Specific, like an overly teary yet brilliant CIA agent with a chemical imbalance and daddy issues who falls in love with a man who may or may not be a terrorist sleeper agent.
Specific, like a French Canadian with a deep love for spaghetti, who takes a job as a secretary, falls in love with her taciturn, mercurial boss, shows it by performing a New wave French song with illegible lyrics at his birthday party, becomes a copy editor and then realizes her dream as an actress on a soap opera who occasionally enjoys threesomes.
That kinda specific. But back to Union, again, I don’t think this is the performance of a lifetime but…
Jessica Paré.
How much good faith would it have earned THR to demonstrate that they read their own articles about the success of Being Mary Jane and realize that including the lead of one of cable television’s hottest shows would not only help it get recognition from those Television Academy members who don’t realize BET still exists but also prove once again that Black viewership is REAL?
Again, DBW can anticipate the counter arguments: BET is not on the radar. Union isn’t that great. It’s not a critically acclaimed series.
And as many rebuttals to those points as I can make, I’m just going to go with the simplest one: Optics are everything. Contrary to popular belief, Lupita Nyong’o is not the only other BW available to work right now. Don’t EVEN get me started on her because her issue is the opposite side of the visibility spectrum where she gets lots of mediated attention/fetishization but ends up with little employment aside from a makeup endorsement and a role in the goddamn Jungle Book. But I won’t address it because y’all still believe and are praying against her working with Tyler Perry and I ain’t got the strength to fight…today. The magazines are suffering a post-Nyong’o sugar coma right now but, again, it’s that Highlander thing. In addition, just because she’s the Most Beautiful Woman in the World doesn’t mean it’s not still important to PRETEND like you notice that there are other BW who are on television and are in lead roles. One≠ALL the BW.

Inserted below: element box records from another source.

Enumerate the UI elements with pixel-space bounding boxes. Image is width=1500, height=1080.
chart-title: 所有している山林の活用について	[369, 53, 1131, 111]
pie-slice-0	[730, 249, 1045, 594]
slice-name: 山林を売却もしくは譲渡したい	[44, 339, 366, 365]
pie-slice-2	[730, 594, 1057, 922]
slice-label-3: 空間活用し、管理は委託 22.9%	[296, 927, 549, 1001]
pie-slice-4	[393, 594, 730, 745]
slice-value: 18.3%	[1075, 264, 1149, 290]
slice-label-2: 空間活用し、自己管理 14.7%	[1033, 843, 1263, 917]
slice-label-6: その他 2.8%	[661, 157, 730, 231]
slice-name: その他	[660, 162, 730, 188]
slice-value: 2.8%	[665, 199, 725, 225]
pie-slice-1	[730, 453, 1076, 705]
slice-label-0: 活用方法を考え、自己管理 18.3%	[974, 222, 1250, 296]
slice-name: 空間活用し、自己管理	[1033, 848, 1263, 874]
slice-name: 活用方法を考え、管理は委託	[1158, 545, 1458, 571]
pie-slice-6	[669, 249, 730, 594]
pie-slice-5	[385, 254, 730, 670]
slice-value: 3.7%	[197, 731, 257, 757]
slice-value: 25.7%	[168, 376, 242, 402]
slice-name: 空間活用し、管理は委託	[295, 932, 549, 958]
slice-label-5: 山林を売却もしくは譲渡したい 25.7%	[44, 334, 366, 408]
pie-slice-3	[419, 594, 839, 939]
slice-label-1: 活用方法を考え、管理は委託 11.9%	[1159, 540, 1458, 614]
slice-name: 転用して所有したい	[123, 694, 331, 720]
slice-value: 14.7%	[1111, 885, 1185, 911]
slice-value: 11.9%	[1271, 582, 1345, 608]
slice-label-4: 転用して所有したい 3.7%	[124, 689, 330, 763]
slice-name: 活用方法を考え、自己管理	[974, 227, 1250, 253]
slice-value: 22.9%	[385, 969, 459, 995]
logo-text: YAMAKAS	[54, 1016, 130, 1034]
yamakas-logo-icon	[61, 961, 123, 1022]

I understand that the stylists had a particular kind of look in mind that only pale could endure but I mean, BW can wear blue! So what, you want to do this weird Big Love-esque style look?

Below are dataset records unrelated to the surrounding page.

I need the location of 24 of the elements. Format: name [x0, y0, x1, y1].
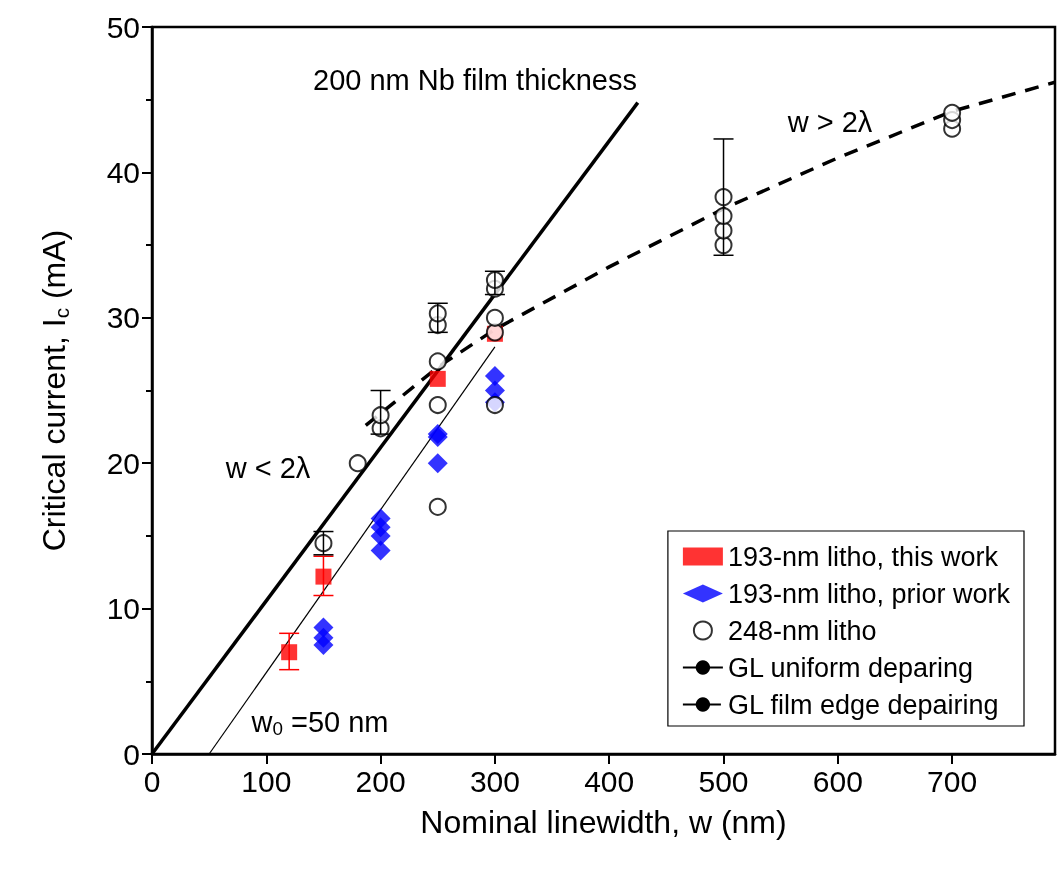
x-tick-label: 200: [355, 764, 406, 798]
annotation: 200 nm Nb film thickness: [313, 64, 637, 96]
x-tick-label: 400: [584, 764, 635, 798]
y-tick-label: 50: [106, 10, 140, 44]
x-tick-label: 600: [812, 764, 863, 798]
y-tick-label: 20: [106, 446, 140, 480]
y-tick-label: 30: [106, 301, 140, 335]
legend-label: GL uniform deparing: [727, 652, 974, 683]
x-tick-label: 300: [469, 764, 520, 798]
legend-label: 193-nm litho, this work: [727, 541, 999, 572]
legend-label: 248-nm litho: [727, 615, 877, 646]
y-tick-label: 10: [106, 592, 140, 626]
legend-label: 193-nm litho, prior work: [727, 578, 1011, 609]
x-tick-label: 500: [698, 764, 749, 798]
x-tick-label: 100: [241, 764, 292, 798]
y-tick-label: 40: [106, 155, 140, 189]
x-tick-label: 0: [143, 764, 161, 798]
y-tick-label: 0: [123, 737, 140, 771]
x-tick-label: 700: [927, 764, 978, 798]
annotation: w < 2λ: [224, 452, 311, 484]
y-axis-title: Critical current, Ic (mA): [36, 229, 73, 552]
annotation: w > 2λ: [786, 106, 873, 138]
x-axis-title: Nominal linewidth, w (nm): [420, 804, 787, 840]
legend-label: GL film edge depairing: [727, 689, 999, 720]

BW will work it out. We always make do.
But putting Jessica Paré on the cover instead of one of those other women I mentioned—especially Union—illustrates one big point: they gave NOT. ONE. EFF. (excuse me mama)
At the end of the day, it’s just a magazine cover. It’s just agents and managers vying for their clients to be on the cover of THR. DBW gets it. However, as per usual, the minute we assume that business is ideologically (yes, yes, big word) neutral and is not operated by humans with perspectives, beliefs, and hierarchies, is the minute we lose sight of what this is about. Is it about a diversity count? No. But is it about acknowledging that whatever difference is occurring on-screen, it be illustrated and seen as important.

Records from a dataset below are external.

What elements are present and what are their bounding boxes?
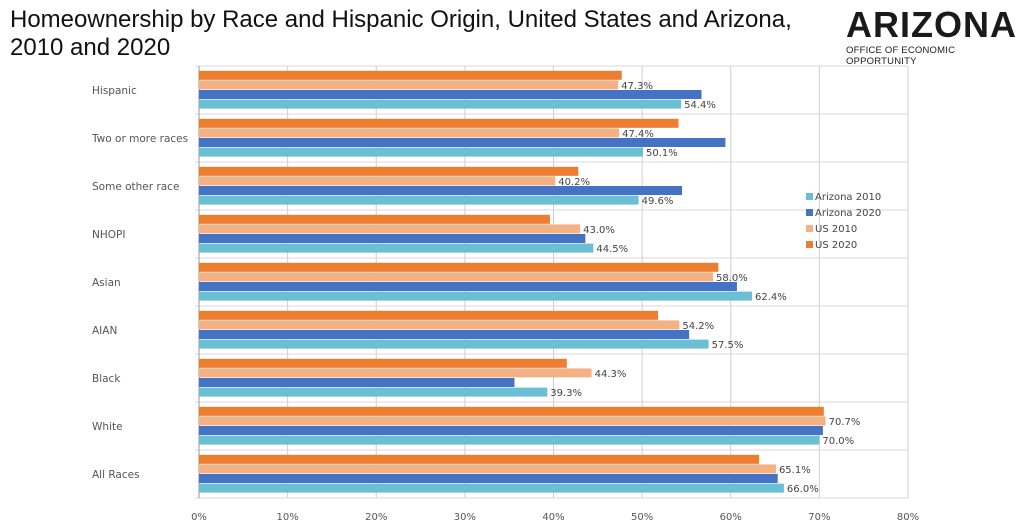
bar-white-us-2020	[199, 406, 824, 416]
x-tick-label: 10%	[277, 512, 299, 523]
data-label: 39.3%	[550, 388, 582, 399]
bar-nhopi-us-2010	[199, 224, 581, 234]
bar-black-us-2010	[199, 368, 592, 378]
bar-hispanic-arizona-2020	[199, 90, 702, 99]
legend-swatch-us-2020	[806, 241, 813, 248]
bar-two-or-more-races-us-2010	[199, 128, 620, 138]
category-label: Hispanic	[92, 85, 137, 97]
data-label: 44.5%	[596, 244, 628, 255]
data-label: 57.5%	[712, 340, 744, 351]
legend-label: Arizona 2020	[815, 208, 881, 219]
x-tick-label: 30%	[454, 512, 476, 523]
category-label: White	[92, 421, 123, 433]
data-label: 62.4%	[755, 292, 787, 303]
legend-label: Arizona 2010	[815, 192, 881, 203]
bar-asian-us-2010	[199, 272, 714, 282]
bar-hispanic-arizona-2010	[199, 99, 682, 109]
legend-swatch-arizona-2020	[806, 209, 813, 216]
bar-nhopi-us-2020	[199, 214, 550, 224]
bar-all-races-arizona-2020	[199, 474, 778, 483]
category-label: NHOPI	[92, 229, 125, 241]
bar-two-or-more-races-us-2020	[199, 118, 679, 128]
legend-swatch-us-2010	[806, 225, 813, 232]
bar-white-us-2010	[199, 416, 826, 426]
bar-black-arizona-2010	[199, 387, 548, 397]
data-label: 47.3%	[621, 81, 653, 92]
bar-some-other-race-us-2010	[199, 176, 556, 186]
bar-black-arizona-2020	[199, 378, 515, 387]
x-tick-label: 0%	[191, 512, 207, 523]
data-label: 47.4%	[622, 129, 654, 140]
bar-asian-arizona-2020	[199, 282, 737, 291]
bar-white-arizona-2020	[199, 426, 823, 435]
data-label: 65.1%	[779, 465, 811, 476]
category-label: Asian	[92, 277, 121, 289]
legend-swatch-arizona-2010	[806, 193, 813, 200]
bar-aian-arizona-2020	[199, 330, 690, 339]
data-label: 66.0%	[787, 484, 819, 495]
data-label: 58.0%	[716, 273, 748, 284]
data-label: 49.6%	[642, 196, 674, 207]
bar-asian-arizona-2010	[199, 291, 753, 301]
logo-wordmark: ARIZONA	[846, 4, 1017, 45]
logo-subtitle: OFFICE OF ECONOMIC OPPORTUNITY	[846, 45, 956, 67]
x-tick-label: 50%	[631, 512, 653, 523]
data-label: 54.2%	[682, 321, 714, 332]
data-label: 70.0%	[822, 436, 854, 447]
category-label: Black	[92, 373, 121, 385]
bar-some-other-race-us-2020	[199, 166, 579, 176]
category-label: AIAN	[92, 325, 117, 337]
x-tick-label: 70%	[808, 512, 830, 523]
bar-nhopi-arizona-2020	[199, 234, 586, 243]
chart-title: Homeownership by Race and Hispanic Origi…	[10, 6, 792, 61]
x-tick-label: 20%	[365, 512, 387, 523]
data-label: 70.7%	[829, 417, 861, 428]
bar-aian-arizona-2010	[199, 339, 709, 349]
legend-label: US 2010	[815, 224, 857, 235]
bar-all-races-arizona-2010	[199, 483, 784, 493]
bar-nhopi-arizona-2010	[199, 243, 594, 253]
bar-white-arizona-2010	[199, 435, 820, 445]
data-label: 44.3%	[595, 369, 627, 380]
bar-aian-us-2010	[199, 320, 680, 330]
bar-two-or-more-races-arizona-2020	[199, 138, 726, 147]
bar-some-other-race-arizona-2010	[199, 195, 639, 205]
bar-all-races-us-2010	[199, 464, 776, 474]
x-tick-label: 80%	[897, 512, 919, 523]
bar-black-us-2020	[199, 358, 567, 368]
bar-two-or-more-races-arizona-2010	[199, 147, 644, 157]
category-label: Some other race	[92, 181, 179, 193]
data-label: 54.4%	[684, 100, 716, 111]
category-label: All Races	[92, 469, 140, 481]
data-label: 50.1%	[646, 148, 678, 159]
bar-asian-us-2020	[199, 262, 719, 272]
bar-all-races-us-2020	[199, 454, 760, 464]
bar-aian-us-2020	[199, 310, 659, 320]
data-label: 43.0%	[583, 225, 615, 236]
legend-label: US 2020	[815, 240, 857, 251]
x-tick-label: 60%	[720, 512, 742, 523]
bar-hispanic-us-2010	[199, 80, 619, 90]
x-tick-label: 40%	[542, 512, 564, 523]
category-label: Two or more races	[91, 133, 188, 145]
bar-hispanic-us-2020	[199, 70, 622, 80]
bar-some-other-race-arizona-2020	[199, 186, 683, 195]
arizona-logo: ARIZONA OFFICE OF ECONOMIC OPPORTUNITY	[846, 4, 1017, 68]
data-label: 40.2%	[558, 177, 590, 188]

Because relying on Kerry? That ain’t gon sustain.
Oh FFS: Let’s listen to the Highlander theme. It’ll cheer us up.
*I mean it wrapped up a little too neatly and with few things unresolved as if they questioned being picked up for season 2. SPOILERS: And neither dude in the running?! And one of ’em got a baby coming? And they got Whitney singing “I Didn’t Know My Own Strength” over her handing the dude back his sperm and it’s sposed to symbolize something but we ain’t sure since I don’t think Mary Jane changed all that much but I mean what I know?
**Not knocking but she did sorta magically jump the there can only be one Black lady famous at one time velvet rope. She jumped right on past Sanaa, Nia, nem.